3.5 kilometres below this last rapid (Grid location 313104 - Map 74-C/15), the canoeist encounters the first part of Mackie Rapids. This is one kilometre (2/3 mile) section of shallow fast water which should cause no problems to the alert canoeist.
One kilometre (2/3 mile) downstream, the main section of Mackie Rapids is encountered. This section is a strong Class 3 rapid separated by an island. The left channel is the best one to run, after careful examination from shore. At periods of low water, it may be necessary to line the bottom part of this rapid.
As no portage exists past this rapid, those not wishing to run this rapid may line down the right channel.
5 kilometres (3 miles) below the end of Mackie Rapids, the canoeist encounters the start of the upper section of Warner Rapids (Grid location 270074 - Map 74-C/15). There is no portage past this 3 kilometre (2 mile) section of bouldery Class 2 rapid. Therefore those not wishing to run it must line down the shoreline.
The end of this trip, at the bridge over the main part of Warner Rapids, occurs one kilometre (2/3 mile) below the last rapid.
Canoes may be unloaded either above or below the rapids at the bridge.
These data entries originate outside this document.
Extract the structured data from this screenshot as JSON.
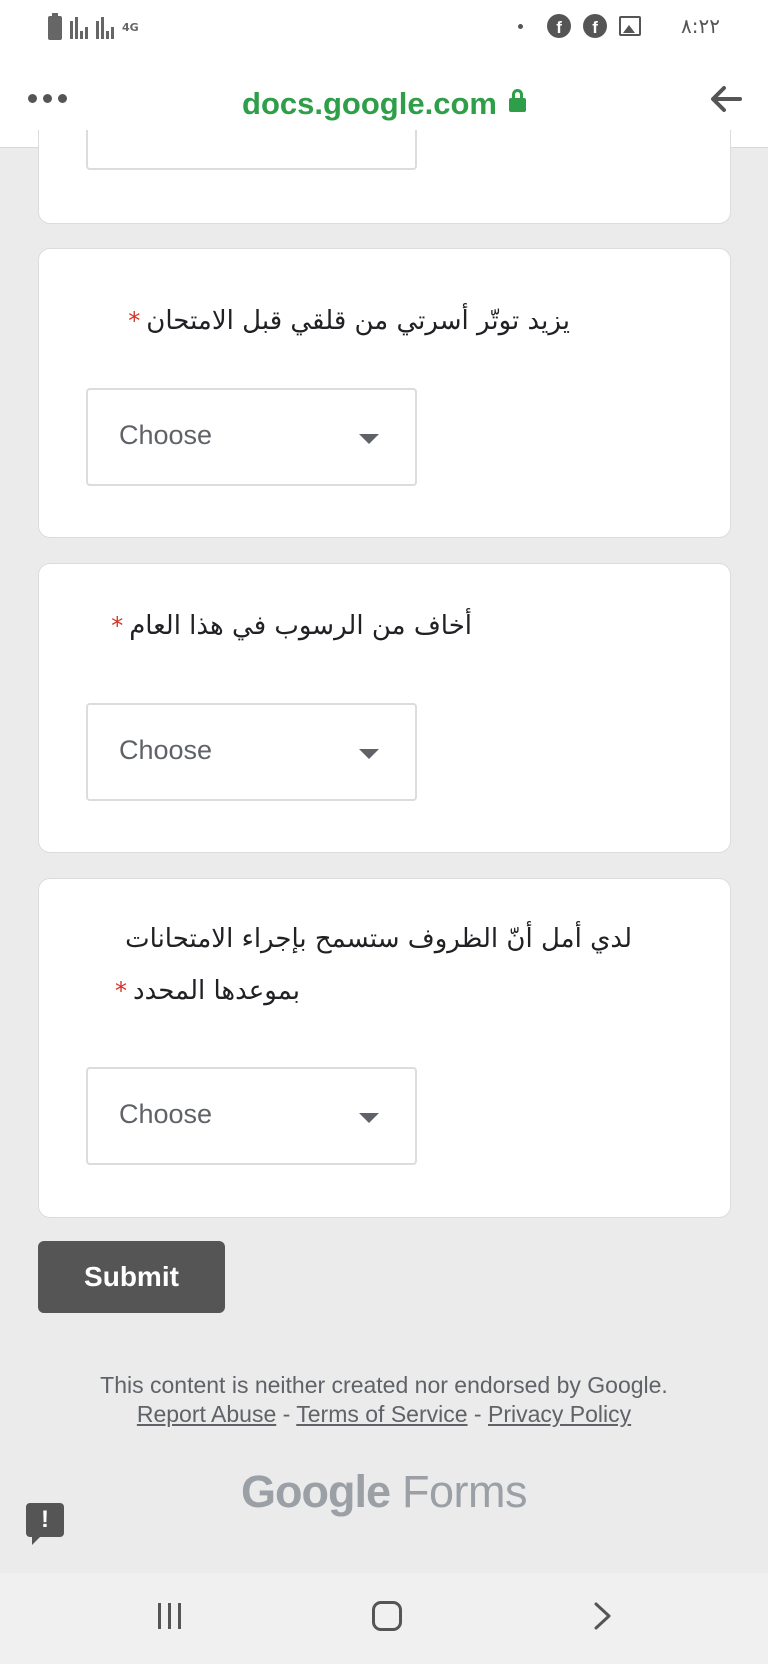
{
  "status_bar": {
    "network": "4G",
    "time": "٨:٢٢"
  },
  "address_bar": {
    "url": "docs.google.com"
  },
  "form": {
    "questions": [
      {
        "text": "يزيد توتّر أسرتي من قلقي قبل الامتحان",
        "select_placeholder": "Choose"
      },
      {
        "text": "أخاف من الرسوب في هذا العام",
        "select_placeholder": "Choose"
      },
      {
        "text_line1": "لدي أمل أنّ الظروف ستسمح بإجراء الامتحانات",
        "text_line2": "بموعدها المحدد",
        "select_placeholder": "Choose"
      }
    ],
    "required_mark": "*",
    "submit_label": "Submit"
  },
  "footer": {
    "disclaimer": "This content is neither created nor endorsed by Google.",
    "report_abuse": "Report Abuse",
    "separator": " - ",
    "terms": "Terms of Service",
    "privacy": "Privacy Policy",
    "brand_google": "Google",
    "brand_forms": "Forms",
    "feedback_icon_glyph": "!"
  },
  "colors": {
    "url_green": "#2e9e48",
    "required_red": "#d93025",
    "submit_bg": "#555555",
    "page_bg": "#ebebeb"
  },
  "icons": [
    "battery-icon",
    "signal-icon",
    "facebook-icon",
    "image-icon",
    "menu-dots-icon",
    "lock-icon",
    "back-arrow-icon",
    "dropdown-caret-icon",
    "feedback-icon",
    "recents-icon",
    "home-icon",
    "nav-back-icon"
  ]
}
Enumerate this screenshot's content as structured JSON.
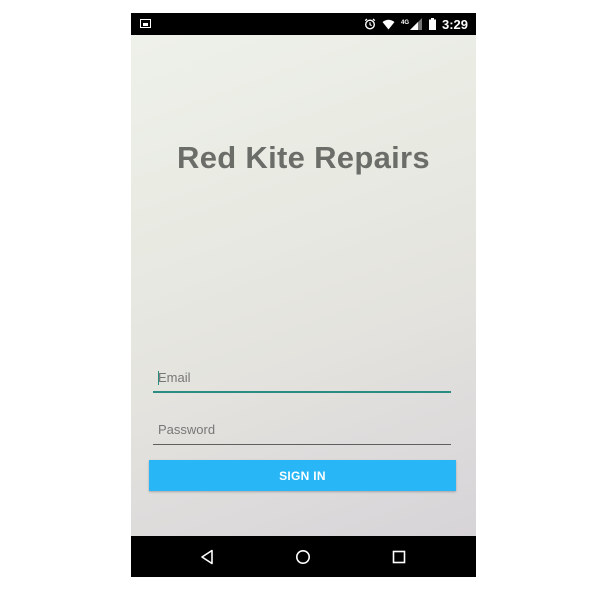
{
  "status_bar": {
    "time": "3:29",
    "icons": [
      "image-notification-icon",
      "alarm-icon",
      "wifi-icon",
      "signal-icon",
      "battery-icon"
    ]
  },
  "app": {
    "title": "Red Kite Repairs",
    "accent_color": "#29b6f6",
    "focus_color": "#2b8c82"
  },
  "login_form": {
    "email_placeholder": "Email",
    "email_value": "",
    "password_placeholder": "Password",
    "password_value": "",
    "sign_in_label": "SIGN IN"
  },
  "nav_bar": {
    "buttons": [
      "back-icon",
      "home-icon",
      "recents-icon"
    ]
  }
}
These rapids form a Class 3 chute that may include partly exposed boulders during periods of low water. A campground is located adjacent to the bridge on the north shore.
Transportation out from the Highway 955 bridge will have had to be arranged prior to the start of the trip, likely with the taxi service used at the start of the trip.
Those contemplating continuing downstream from this point should refer to Trip-40 for information.